Mike Rogers Says NSA Told Congress About Spying On Foreign Leaders; Cuts Off Rep. Who Say That's Not True
from the incredible dept
Of course, given that Rogers' counterpart in the Senate, Dianne Feinstein, claims that she wasn't informed, this seems a bit strange. But it got even stranger when various other committee members, including Rep. Jan Schakowsky and Rep. Adam Schiff made it clear that they had no idea this was going, despite being on the committee.

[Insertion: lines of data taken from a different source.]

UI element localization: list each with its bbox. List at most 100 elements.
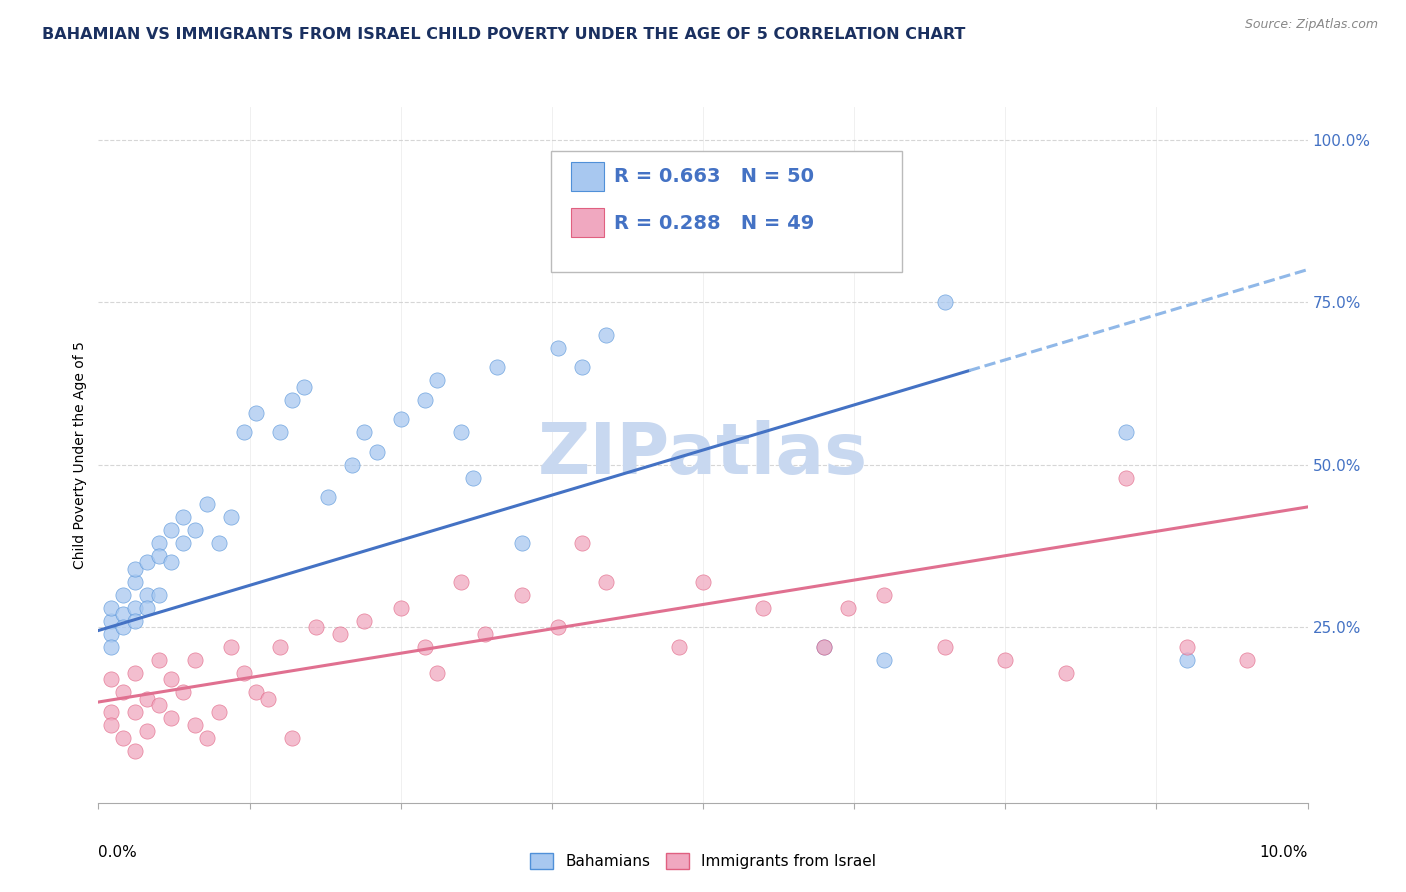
Point bbox=[111, 620, 134, 634]
Point bbox=[221, 640, 243, 654]
Point bbox=[510, 535, 533, 549]
Point bbox=[305, 620, 328, 634]
Point bbox=[413, 640, 436, 654]
Point bbox=[450, 574, 472, 589]
Point bbox=[571, 360, 593, 375]
Point bbox=[221, 509, 243, 524]
Point bbox=[994, 653, 1017, 667]
Point bbox=[184, 653, 207, 667]
Point bbox=[281, 731, 304, 745]
Point bbox=[100, 600, 122, 615]
Point bbox=[389, 412, 412, 426]
Point bbox=[510, 588, 533, 602]
Point bbox=[342, 458, 364, 472]
Point bbox=[100, 640, 122, 654]
Point bbox=[547, 341, 569, 355]
Point bbox=[329, 626, 352, 640]
Point bbox=[100, 705, 122, 719]
Point bbox=[1175, 653, 1198, 667]
Point bbox=[934, 640, 956, 654]
Point bbox=[1115, 425, 1137, 439]
Point bbox=[813, 640, 835, 654]
Text: 10.0%: 10.0% bbox=[1260, 845, 1308, 860]
Point bbox=[245, 406, 267, 420]
Point bbox=[474, 626, 496, 640]
Point bbox=[148, 535, 170, 549]
Point bbox=[1054, 665, 1077, 680]
Point bbox=[316, 490, 339, 504]
Point bbox=[353, 614, 375, 628]
Point bbox=[111, 685, 134, 699]
Point bbox=[148, 698, 170, 713]
Point bbox=[195, 497, 218, 511]
Point bbox=[160, 672, 183, 686]
Point bbox=[160, 555, 183, 569]
Point bbox=[172, 535, 194, 549]
Point bbox=[366, 444, 388, 458]
Point bbox=[426, 665, 449, 680]
Point bbox=[135, 724, 157, 739]
Point bbox=[1175, 640, 1198, 654]
Point bbox=[124, 614, 146, 628]
Point bbox=[934, 295, 956, 310]
Point bbox=[232, 425, 254, 439]
Point bbox=[752, 600, 775, 615]
Text: R = 0.663   N = 50: R = 0.663 N = 50 bbox=[614, 168, 814, 186]
Point bbox=[148, 653, 170, 667]
Point bbox=[389, 600, 412, 615]
Point bbox=[547, 620, 569, 634]
Point bbox=[281, 392, 304, 407]
Point bbox=[269, 425, 291, 439]
Point bbox=[1236, 653, 1258, 667]
Point bbox=[837, 600, 859, 615]
Point bbox=[135, 588, 157, 602]
Point bbox=[595, 574, 617, 589]
Point bbox=[100, 614, 122, 628]
Point bbox=[813, 640, 835, 654]
Y-axis label: Child Poverty Under the Age of 5: Child Poverty Under the Age of 5 bbox=[73, 341, 87, 569]
Point bbox=[160, 523, 183, 537]
Point bbox=[269, 640, 291, 654]
Point bbox=[353, 425, 375, 439]
Point bbox=[450, 425, 472, 439]
Point bbox=[124, 705, 146, 719]
Point bbox=[413, 392, 436, 407]
Point bbox=[668, 640, 690, 654]
Point bbox=[571, 535, 593, 549]
Text: R = 0.288   N = 49: R = 0.288 N = 49 bbox=[614, 214, 814, 233]
Point bbox=[124, 744, 146, 758]
Point bbox=[100, 672, 122, 686]
Point bbox=[208, 705, 231, 719]
Text: ZIPatlas: ZIPatlas bbox=[538, 420, 868, 490]
Point bbox=[172, 685, 194, 699]
Point bbox=[595, 327, 617, 342]
Point bbox=[148, 588, 170, 602]
Point bbox=[172, 509, 194, 524]
Point bbox=[160, 711, 183, 725]
Point bbox=[148, 549, 170, 563]
Point bbox=[124, 665, 146, 680]
Point bbox=[692, 574, 714, 589]
Point bbox=[124, 574, 146, 589]
Point bbox=[135, 600, 157, 615]
Point bbox=[111, 731, 134, 745]
Point bbox=[292, 379, 315, 393]
Point bbox=[245, 685, 267, 699]
Point bbox=[1115, 471, 1137, 485]
Point bbox=[135, 555, 157, 569]
Point bbox=[463, 471, 485, 485]
Point bbox=[111, 588, 134, 602]
Point bbox=[208, 535, 231, 549]
Point bbox=[426, 373, 449, 387]
Point bbox=[486, 360, 509, 375]
Legend: Bahamians, Immigrants from Israel: Bahamians, Immigrants from Israel bbox=[524, 847, 882, 875]
Point bbox=[655, 211, 678, 225]
Point bbox=[111, 607, 134, 622]
Point bbox=[124, 562, 146, 576]
Text: Source: ZipAtlas.com: Source: ZipAtlas.com bbox=[1244, 18, 1378, 31]
Point bbox=[232, 665, 254, 680]
Point bbox=[135, 691, 157, 706]
Point bbox=[873, 653, 896, 667]
Text: 0.0%: 0.0% bbox=[98, 845, 138, 860]
Point bbox=[184, 718, 207, 732]
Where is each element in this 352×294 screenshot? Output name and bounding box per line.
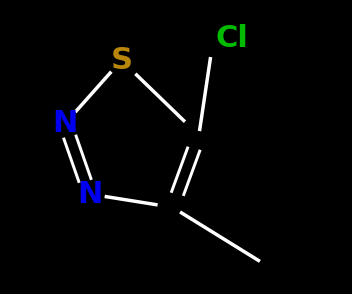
Text: N: N bbox=[77, 180, 102, 208]
Text: Cl: Cl bbox=[216, 24, 249, 53]
Text: N: N bbox=[52, 109, 78, 138]
Text: S: S bbox=[111, 46, 132, 75]
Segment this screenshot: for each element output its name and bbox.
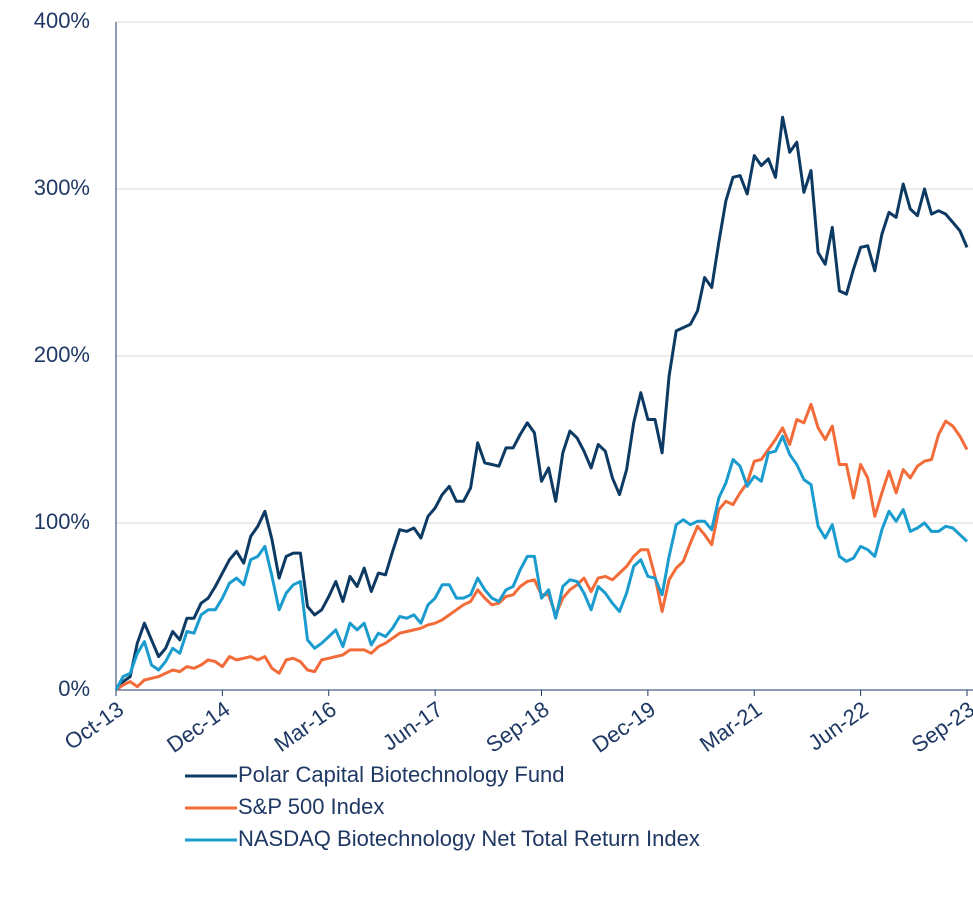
series-line xyxy=(114,115,969,691)
x-tick-label: Sep-18 xyxy=(481,696,553,757)
legend-label: S&P 500 Index xyxy=(238,794,384,819)
legend-label: Polar Capital Biotechnology Fund xyxy=(238,762,565,787)
legend-label: NASDAQ Biotechnology Net Total Return In… xyxy=(238,826,700,851)
x-tick-label: Mar-21 xyxy=(695,696,766,756)
y-tick-label: 400% xyxy=(34,8,90,33)
y-tick-label: 200% xyxy=(34,342,90,367)
y-tick-label: 0% xyxy=(58,676,90,701)
x-tick-label: Jun-17 xyxy=(378,696,447,755)
x-tick-label: Dec-19 xyxy=(588,696,660,757)
y-tick-label: 100% xyxy=(34,509,90,534)
series-line xyxy=(115,402,969,692)
x-tick-label: Oct-13 xyxy=(60,696,128,754)
y-tick-label: 300% xyxy=(34,175,90,200)
x-tick-label: Mar-16 xyxy=(270,696,341,756)
x-tick-label: Sep-23 xyxy=(907,696,973,757)
x-tick-label: Jun-22 xyxy=(803,696,872,755)
x-tick-label: Dec-14 xyxy=(162,696,234,757)
series-line xyxy=(114,434,969,691)
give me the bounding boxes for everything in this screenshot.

That resulted in an incredible exchange, in which Rogers attacked others on the Committee, suggesting that they should just shut up if they're going to say they weren't informed -- hinting that some Committee members "do more work than others." Schiff, quite reasonably, appeared to take offense to this, and challenged Rogers, asking for more details as to when and how the Committee was told about spying on foreign leaders. Rogers without actually answering the question kept "warning" other members not to say something about this. Schiff broke in again (with Rogers trying to stop him from talking) to ask if the Committee was directly informed about this or if it was just a giant data dump of information that he would have had to go through carefully to find out who they were spying on. Rogers again refused to answer the question, and again hinted that those who put in the "effort" would have known about this -- and then flat out cut off Schiff and handed the floor to Rep. Michele Bachmann, who went back to tossing softballs (sample question: "Do you think Snowden is a traitor?").
In the end, Rogers weak attempt to continue to defend the NSA here made it pretty clear, once again, that the claims that he has not adequately informed others in Congress of what's going on are quite accurate.